Candidatures - 06/04/2018

A Bangkok, SportAccord avant les Jeux de la Jeunesse

L’Asie voit grand. Le continent ne s’en cache pas. Mais ses ambitions sportives pourraient bientôt dépasser le cercle formé par son trio majeur, Chine, Japon et Corée du Sud. Une poignée d’autres nations asiatiques lorgne sans mystère sur les plus grands événements sportifs.

L’Indonésie et ses 265 millions d’habitants organisent à partir du 18 août les Jeux Asiatiques 2018. Un colosse du calendrier international, abordé à Jakarta comme un test grandeur nature avant d’aller plus loin. En Malaisie, Kuala Lumpur prépare une candidature aux Jeux du Commonwealth.
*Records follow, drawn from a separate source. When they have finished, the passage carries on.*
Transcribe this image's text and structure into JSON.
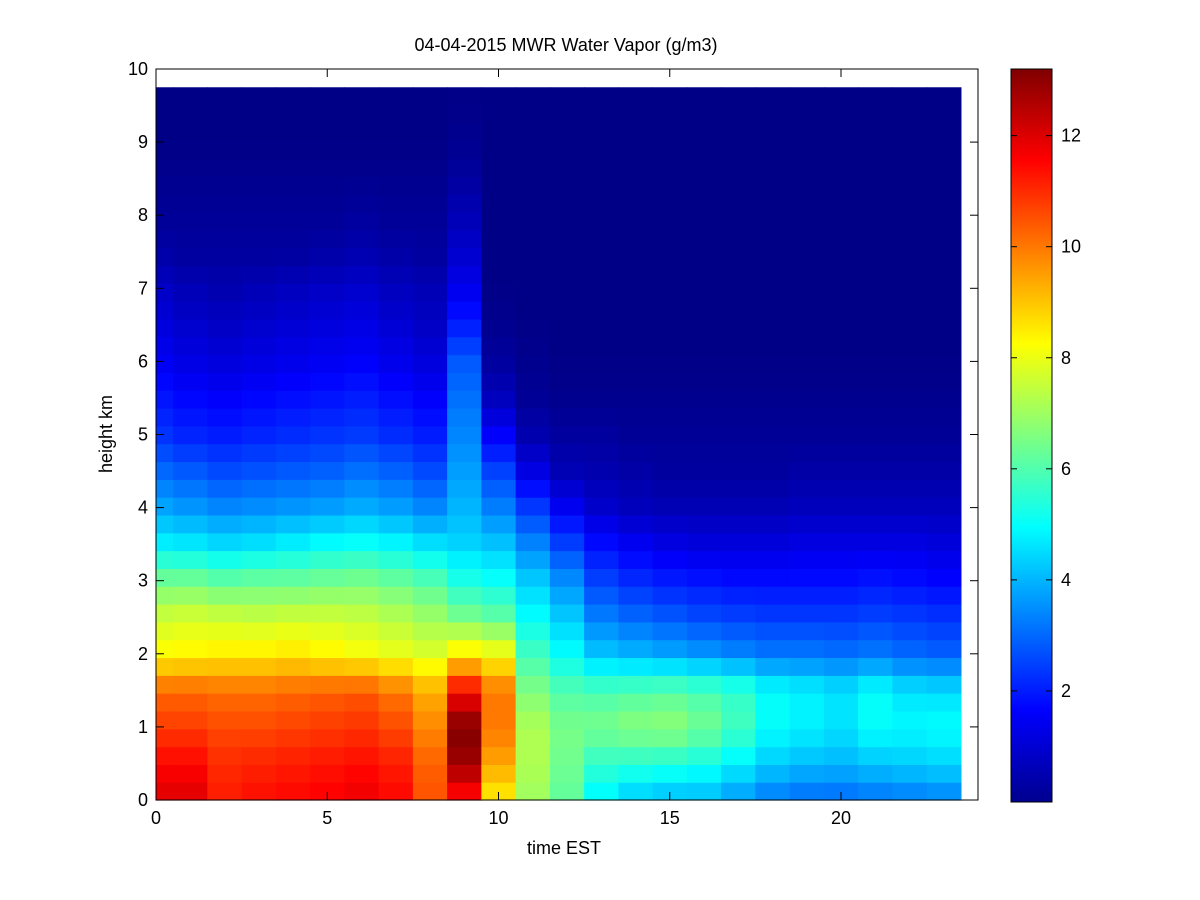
{
  "chart_data": {
    "type": "heatmap",
    "title": "04-04-2015 MWR Water Vapor (g/m3)",
    "xlabel": "time EST",
    "ylabel": "height km",
    "xlim": [
      0,
      24
    ],
    "ylim": [
      0,
      10
    ],
    "x_ticks": [
      0,
      5,
      10,
      15,
      20
    ],
    "y_ticks": [
      0,
      1,
      2,
      3,
      4,
      5,
      6,
      7,
      8,
      9,
      10
    ],
    "colorbar": {
      "colormap": "jet",
      "range": [
        0,
        13.2
      ],
      "ticks": [
        2,
        4,
        6,
        8,
        10,
        12
      ]
    },
    "time_columns": [
      0,
      1,
      2,
      3,
      4,
      5,
      6,
      7,
      8,
      9,
      10,
      11,
      12,
      13,
      14,
      15,
      16,
      17,
      18,
      19,
      20,
      21,
      22,
      23
    ],
    "data_extent": {
      "x_min": 0,
      "x_max": 23.5,
      "y_min": 0,
      "y_max": 9.75
    },
    "profile_heights_km": [
      0.0,
      0.5,
      1.0,
      1.5,
      2.0,
      2.5,
      3.0,
      3.5,
      4.0,
      4.5,
      5.0,
      5.5,
      6.0,
      6.5,
      7.0,
      7.5,
      8.0,
      8.5,
      9.0,
      9.75
    ],
    "profiles": [
      [
        12.0,
        11.5,
        10.8,
        10.2,
        8.3,
        7.6,
        6.4,
        4.8,
        3.8,
        3.0,
        2.3,
        1.9,
        1.5,
        1.2,
        0.9,
        0.5,
        0.3,
        0.2,
        0.1,
        0.1
      ],
      [
        12.0,
        11.5,
        10.8,
        10.2,
        8.4,
        7.7,
        6.4,
        4.7,
        3.6,
        2.8,
        2.1,
        1.7,
        1.3,
        1.0,
        0.7,
        0.4,
        0.3,
        0.2,
        0.1,
        0.1
      ],
      [
        11.2,
        11.0,
        10.6,
        10.1,
        8.5,
        7.6,
        6.2,
        4.5,
        3.4,
        2.6,
        2.0,
        1.6,
        1.2,
        0.9,
        0.6,
        0.4,
        0.3,
        0.2,
        0.1,
        0.1
      ],
      [
        11.4,
        11.1,
        10.6,
        10.1,
        8.5,
        7.5,
        6.3,
        4.6,
        3.5,
        2.7,
        2.1,
        1.7,
        1.3,
        1.0,
        0.7,
        0.4,
        0.3,
        0.2,
        0.1,
        0.1
      ],
      [
        11.5,
        11.2,
        10.7,
        10.2,
        8.6,
        7.6,
        6.3,
        4.8,
        3.6,
        2.8,
        2.2,
        1.8,
        1.4,
        1.1,
        0.8,
        0.4,
        0.3,
        0.2,
        0.1,
        0.1
      ],
      [
        11.6,
        11.3,
        10.8,
        10.3,
        8.4,
        7.6,
        6.4,
        5.0,
        3.7,
        2.9,
        2.3,
        1.9,
        1.5,
        1.2,
        0.9,
        0.5,
        0.3,
        0.2,
        0.1,
        0.1
      ],
      [
        11.8,
        11.4,
        10.9,
        10.4,
        8.2,
        7.5,
        6.5,
        5.1,
        3.9,
        3.1,
        2.4,
        2.0,
        1.6,
        1.3,
        1.0,
        0.6,
        0.4,
        0.2,
        0.1,
        0.1
      ],
      [
        11.5,
        11.2,
        10.6,
        10.0,
        8.0,
        7.3,
        6.3,
        4.9,
        3.7,
        2.9,
        2.2,
        1.8,
        1.4,
        1.1,
        0.8,
        0.5,
        0.3,
        0.2,
        0.1,
        0.1
      ],
      [
        10.5,
        10.3,
        9.8,
        9.3,
        7.8,
        7.0,
        6.0,
        4.6,
        3.4,
        2.6,
        2.0,
        1.6,
        1.2,
        0.9,
        0.7,
        0.4,
        0.3,
        0.2,
        0.1,
        0.1
      ],
      [
        11.3,
        12.8,
        13.2,
        11.5,
        8.5,
        6.5,
        5.3,
        4.4,
        4.0,
        3.7,
        3.4,
        3.1,
        2.8,
        2.0,
        1.4,
        1.0,
        0.7,
        0.4,
        0.2,
        0.1
      ],
      [
        8.4,
        9.4,
        10.0,
        10.0,
        8.2,
        6.2,
        5.1,
        4.2,
        3.3,
        2.5,
        1.6,
        0.8,
        0.4,
        0.2,
        0.1,
        0.1,
        0.1,
        0.1,
        0.1,
        0.1
      ],
      [
        7.0,
        7.2,
        7.2,
        6.6,
        5.8,
        5.0,
        4.3,
        3.4,
        2.4,
        1.3,
        0.6,
        0.3,
        0.2,
        0.1,
        0.1,
        0.1,
        0.1,
        0.1,
        0.1,
        0.1
      ],
      [
        6.2,
        6.4,
        6.5,
        6.0,
        5.0,
        4.3,
        3.5,
        2.5,
        1.5,
        0.7,
        0.4,
        0.2,
        0.1,
        0.1,
        0.1,
        0.1,
        0.1,
        0.1,
        0.1,
        0.1
      ],
      [
        4.8,
        5.6,
        6.5,
        5.9,
        4.2,
        3.3,
        2.5,
        1.8,
        1.0,
        0.6,
        0.4,
        0.2,
        0.1,
        0.1,
        0.1,
        0.1,
        0.1,
        0.1,
        0.1,
        0.1
      ],
      [
        4.2,
        5.5,
        6.7,
        6.0,
        4.0,
        3.0,
        2.2,
        1.5,
        0.8,
        0.5,
        0.3,
        0.2,
        0.1,
        0.1,
        0.1,
        0.1,
        0.1,
        0.1,
        0.1,
        0.1
      ],
      [
        4.0,
        5.4,
        6.8,
        6.1,
        3.8,
        2.8,
        2.0,
        1.3,
        0.7,
        0.4,
        0.3,
        0.2,
        0.1,
        0.1,
        0.1,
        0.1,
        0.1,
        0.1,
        0.1,
        0.1
      ],
      [
        4.0,
        5.2,
        6.4,
        5.9,
        3.6,
        2.6,
        1.9,
        1.2,
        0.7,
        0.4,
        0.3,
        0.2,
        0.1,
        0.1,
        0.1,
        0.1,
        0.1,
        0.1,
        0.1,
        0.1
      ],
      [
        3.6,
        4.8,
        5.8,
        5.6,
        3.4,
        2.5,
        1.8,
        1.2,
        0.7,
        0.4,
        0.3,
        0.2,
        0.1,
        0.1,
        0.1,
        0.1,
        0.1,
        0.1,
        0.1,
        0.1
      ],
      [
        3.2,
        4.3,
        5.0,
        5.0,
        3.2,
        2.4,
        1.8,
        1.2,
        0.7,
        0.4,
        0.3,
        0.2,
        0.1,
        0.1,
        0.1,
        0.1,
        0.1,
        0.1,
        0.1,
        0.1
      ],
      [
        3.0,
        4.1,
        4.8,
        4.8,
        3.2,
        2.4,
        1.8,
        1.3,
        0.8,
        0.5,
        0.3,
        0.2,
        0.1,
        0.1,
        0.1,
        0.1,
        0.1,
        0.1,
        0.1,
        0.1
      ],
      [
        3.0,
        4.0,
        4.6,
        4.6,
        3.1,
        2.4,
        1.8,
        1.3,
        0.8,
        0.5,
        0.3,
        0.2,
        0.1,
        0.1,
        0.1,
        0.1,
        0.1,
        0.1,
        0.1,
        0.1
      ],
      [
        3.1,
        4.2,
        5.0,
        5.0,
        3.2,
        2.5,
        1.9,
        1.3,
        0.8,
        0.5,
        0.3,
        0.2,
        0.1,
        0.1,
        0.1,
        0.1,
        0.1,
        0.1,
        0.1,
        0.1
      ],
      [
        3.2,
        4.3,
        4.9,
        4.6,
        3.0,
        2.4,
        1.8,
        1.3,
        0.8,
        0.5,
        0.3,
        0.2,
        0.1,
        0.1,
        0.1,
        0.1,
        0.1,
        0.1,
        0.1,
        0.1
      ],
      [
        3.3,
        4.4,
        5.0,
        4.5,
        2.9,
        2.3,
        1.7,
        1.2,
        0.8,
        0.5,
        0.3,
        0.2,
        0.1,
        0.1,
        0.1,
        0.1,
        0.1,
        0.1,
        0.1,
        0.1
      ]
    ]
  }
}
Elle pourrait intervenir pour l’année 2026, voire quatre ans plus tard pour coïncider avec le centenaire de l’événement.

Dernière arrivée dans la liste des postulantes, la Thaïlande pourrait coiffer tout le monde au poteau. Sa stratégie est en place. Elle s’annonce offensive. La première étape est déjà passée. En septembre dernier, le pays a glissé l’un de ses officiels au CIO. Patama Leeswadtrakul, 53 ans, présidente de la Fédération thaïlandaise de badminton, a été élue membre du CIO à la session de Lima, en septembre 2017. Elle est la tête du pont du mouvement sportif national au sein de l’organisation aux anneaux.
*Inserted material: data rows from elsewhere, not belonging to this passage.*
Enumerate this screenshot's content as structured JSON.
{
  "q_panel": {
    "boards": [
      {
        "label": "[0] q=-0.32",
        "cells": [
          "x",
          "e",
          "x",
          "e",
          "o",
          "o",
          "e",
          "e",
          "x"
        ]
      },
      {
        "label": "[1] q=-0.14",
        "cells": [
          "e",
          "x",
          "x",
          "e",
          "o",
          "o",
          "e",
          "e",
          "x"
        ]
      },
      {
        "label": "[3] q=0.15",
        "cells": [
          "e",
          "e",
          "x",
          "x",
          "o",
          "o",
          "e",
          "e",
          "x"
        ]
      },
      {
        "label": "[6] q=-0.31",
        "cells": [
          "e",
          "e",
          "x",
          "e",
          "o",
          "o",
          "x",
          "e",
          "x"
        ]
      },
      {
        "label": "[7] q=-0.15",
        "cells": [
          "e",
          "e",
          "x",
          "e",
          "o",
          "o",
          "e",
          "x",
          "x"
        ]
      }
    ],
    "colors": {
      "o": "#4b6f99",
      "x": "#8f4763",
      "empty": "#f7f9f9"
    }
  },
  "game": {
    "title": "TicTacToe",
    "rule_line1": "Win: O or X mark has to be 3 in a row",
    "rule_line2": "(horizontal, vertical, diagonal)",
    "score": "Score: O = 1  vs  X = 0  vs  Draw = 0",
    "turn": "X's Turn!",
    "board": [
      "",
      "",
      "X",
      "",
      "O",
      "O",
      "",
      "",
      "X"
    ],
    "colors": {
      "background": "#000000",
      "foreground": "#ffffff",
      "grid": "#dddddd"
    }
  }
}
L’étape suivante est toute proche. Bangkok accueille du 15 au 20 avril, dans le cadre immense du Centara Grand & Convention Centre, l’édition 2018 de SportAccord. Le mouvement sportif va s’y presser, comme tous les ans. Plus de 1500 personnes sont attendues dans la capitale thaïlandaise.
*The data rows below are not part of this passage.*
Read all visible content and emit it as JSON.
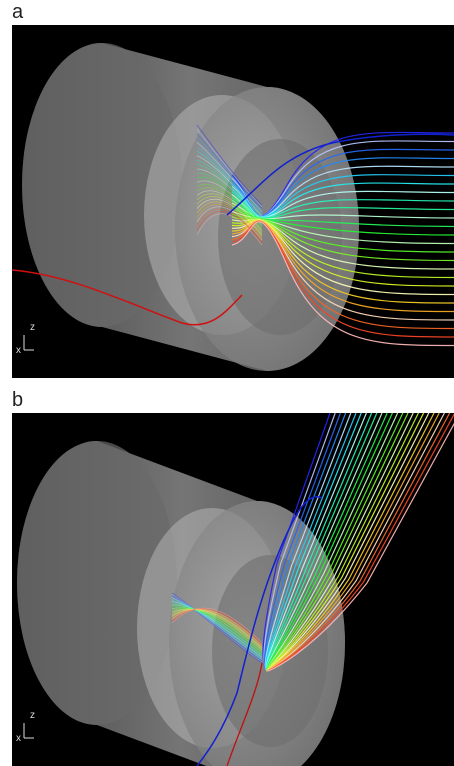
{
  "panels": [
    {
      "label": "a",
      "axes": {
        "vertical": "z",
        "horizontal": "x"
      }
    },
    {
      "label": "b",
      "axes": {
        "vertical": "z",
        "horizontal": "x"
      }
    }
  ]
}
En tête de liste, Thomas Bach. Le président du CIO devrait séjourner à Bangkok jusqu’au 17 avril, avant de reprendre l’avion et s’envoler vers New Delhi, pour sa première visite officielle en Inde depuis son élection en septembre 2013.

A Bangkok, Thomas Bach ne se contentera pas d’arpenter les allées de SportAccord, serrer des mains et prononcer un discours. A son agenda personnel, un entretien officiel à la Maison du gouvernement avec les deux leaders du régime, le Premier ministre Prayut Chan-o-cha et son second, Prawit Wongsuwon.

Au centre des discussions, les ambitions sportives de la Thaïlande. Le pays ne s’en cache plus: il souhaite organiser dans un avenir proche les Jeux olympiques de la Jeunesse. Bangkok lorgnait sur l’édition 2022, mais le CIO ne fait pas mystère de son intention de l’attribuer à un pays africain. La capitale asiatique aurait décalé ses projets de quatre ans, pour viser désormais les JOJ en 2026.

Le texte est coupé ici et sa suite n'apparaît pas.